Final practical checklist for readers​

  • If you’re curious and cautious:
  • Create a live USB and boot a friendly distro (Ubuntu, Fedora, Zorin) to test hardware.
  • Try a VM first; use snapshots to avoid accidental breakage.
  • If you want to experiment with joy:
  • Explore lightweight shells and plugin ecosystems (Noctalia, CatWalk, and similar plugins highlight how small components can transform daily use).
  • If you must remain on Windows for specific apps:
  • Keep a small Linux environment (VM, test machine, or secondary laptop) for tinkering so you preserve the joy without risking workflows.
  • Use administrative controls and privacy settings to tame overly aggressive defaults like bundled AI assistants; Microsoft’s admin policies and controls have evolved in response to feedback.
  • If you’re responsible for many endpoints:
  • Inventory software and dependencies, pilot a small user group, and plan a migration window well before any end-of-support deadlines.

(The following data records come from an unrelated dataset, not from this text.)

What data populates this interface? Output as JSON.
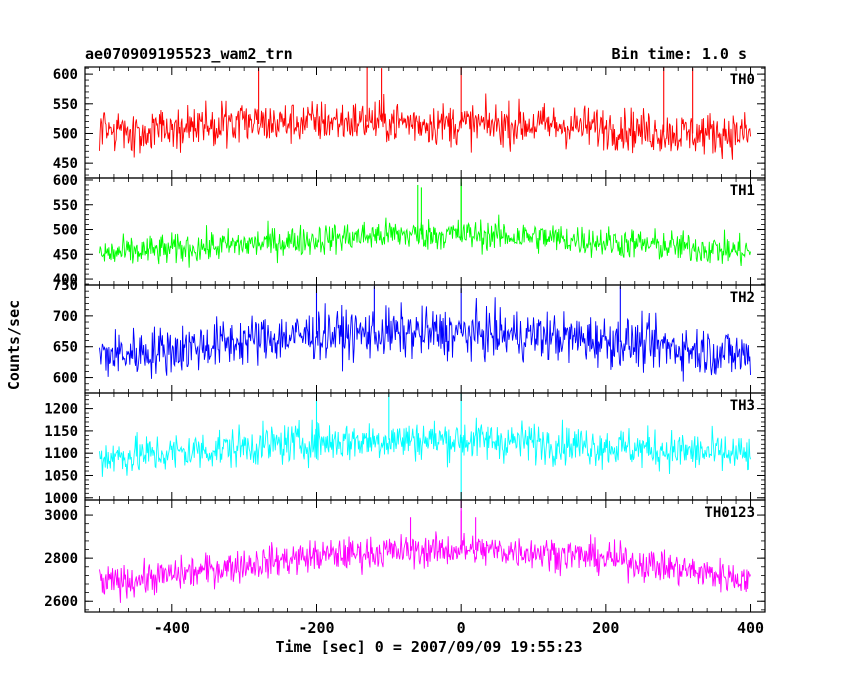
{
  "header": {
    "title": "ae070909195523_wam2_trn",
    "bin_time": "Bin time: 1.0 s"
  },
  "chart_data": {
    "type": "line",
    "title": "ae070909195523_wam2_trn",
    "subtitle": "Bin time: 1.0 s",
    "xlabel": "Time [sec] 0 = 2007/09/09 19:55:23",
    "ylabel": "Counts/sec",
    "xlim": [
      -520,
      420
    ],
    "x_ticks": [
      -400,
      -200,
      0,
      200,
      400
    ],
    "x_range_data": [
      -500,
      400
    ],
    "bin_time_sec": 1.0,
    "grid": false,
    "panels": [
      {
        "name": "TH0",
        "color": "#ff0000",
        "ylim": [
          425,
          612
        ],
        "y_ticks": [
          450,
          500,
          550,
          600
        ],
        "profile": [
          [
            -500,
            500
          ],
          [
            -400,
            510
          ],
          [
            -300,
            515
          ],
          [
            -200,
            520
          ],
          [
            -100,
            520
          ],
          [
            0,
            515
          ],
          [
            100,
            515
          ],
          [
            200,
            510
          ],
          [
            300,
            500
          ],
          [
            400,
            500
          ]
        ],
        "noise_range": 40,
        "spikes": [
          [
            -280,
            610
          ],
          [
            -130,
            612
          ],
          [
            -110,
            610
          ],
          [
            0,
            612
          ],
          [
            280,
            612
          ],
          [
            320,
            610
          ]
        ]
      },
      {
        "name": "TH1",
        "color": "#00ff00",
        "ylim": [
          388,
          604
        ],
        "y_ticks": [
          400,
          450,
          500,
          550,
          600
        ],
        "profile": [
          [
            -500,
            450
          ],
          [
            -400,
            460
          ],
          [
            -300,
            470
          ],
          [
            -200,
            480
          ],
          [
            -100,
            490
          ],
          [
            0,
            490
          ],
          [
            100,
            485
          ],
          [
            200,
            475
          ],
          [
            300,
            465
          ],
          [
            400,
            455
          ]
        ],
        "noise_range": 35,
        "spikes": [
          [
            -60,
            590
          ],
          [
            -55,
            585
          ],
          [
            0,
            602
          ],
          [
            0,
            595
          ]
        ]
      },
      {
        "name": "TH2",
        "color": "#0000ff",
        "ylim": [
          575,
          750
        ],
        "y_ticks": [
          600,
          650,
          700,
          750
        ],
        "profile": [
          [
            -500,
            635
          ],
          [
            -400,
            645
          ],
          [
            -300,
            660
          ],
          [
            -200,
            670
          ],
          [
            -100,
            672
          ],
          [
            0,
            672
          ],
          [
            100,
            668
          ],
          [
            200,
            660
          ],
          [
            300,
            648
          ],
          [
            400,
            635
          ]
        ],
        "noise_range": 45,
        "spikes": [
          [
            -200,
            750
          ],
          [
            -120,
            748
          ],
          [
            0,
            745
          ],
          [
            220,
            748
          ]
        ]
      },
      {
        "name": "TH3",
        "color": "#00ffff",
        "ylim": [
          995,
          1235
        ],
        "y_ticks": [
          1000,
          1050,
          1100,
          1150,
          1200
        ],
        "profile": [
          [
            -500,
            1090
          ],
          [
            -400,
            1100
          ],
          [
            -300,
            1115
          ],
          [
            -200,
            1125
          ],
          [
            -100,
            1130
          ],
          [
            0,
            1130
          ],
          [
            100,
            1125
          ],
          [
            200,
            1115
          ],
          [
            300,
            1105
          ],
          [
            400,
            1095
          ]
        ],
        "noise_range": 50,
        "spikes": [
          [
            -200,
            1235
          ],
          [
            -100,
            1235
          ],
          [
            0,
            1235
          ],
          [
            0,
            995
          ]
        ]
      },
      {
        "name": "TH0123",
        "color": "#ff00ff",
        "ylim": [
          2550,
          3070
        ],
        "y_ticks": [
          2600,
          2800,
          3000
        ],
        "profile": [
          [
            -500,
            2680
          ],
          [
            -400,
            2720
          ],
          [
            -300,
            2770
          ],
          [
            -200,
            2810
          ],
          [
            -100,
            2830
          ],
          [
            0,
            2840
          ],
          [
            100,
            2830
          ],
          [
            200,
            2800
          ],
          [
            300,
            2750
          ],
          [
            400,
            2700
          ]
        ],
        "noise_range": 85,
        "spikes": [
          [
            -70,
            2990
          ],
          [
            0,
            3070
          ],
          [
            0,
            3020
          ],
          [
            20,
            2990
          ]
        ]
      }
    ]
  }
}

The Windows 10 end-of-support date on October 14, 2025, is a recent example of how lifecycle milestones force large-scale planning.

Switching operating systems is often framed as an either/or decision, but more useful is to view it as a spectrum of choices. The modern Linux desktop is a vibrant ecosystem where play and polish coexist with technical competence. If you’ve not dipped a toe in recently, the cost of experimentation is low and the rewards — a machine that feels like yours — can be surprisingly large. In a world where software increasingly treats users as telemetry points, rediscovering delight matters. The little animated cat on my toolbar taught me that.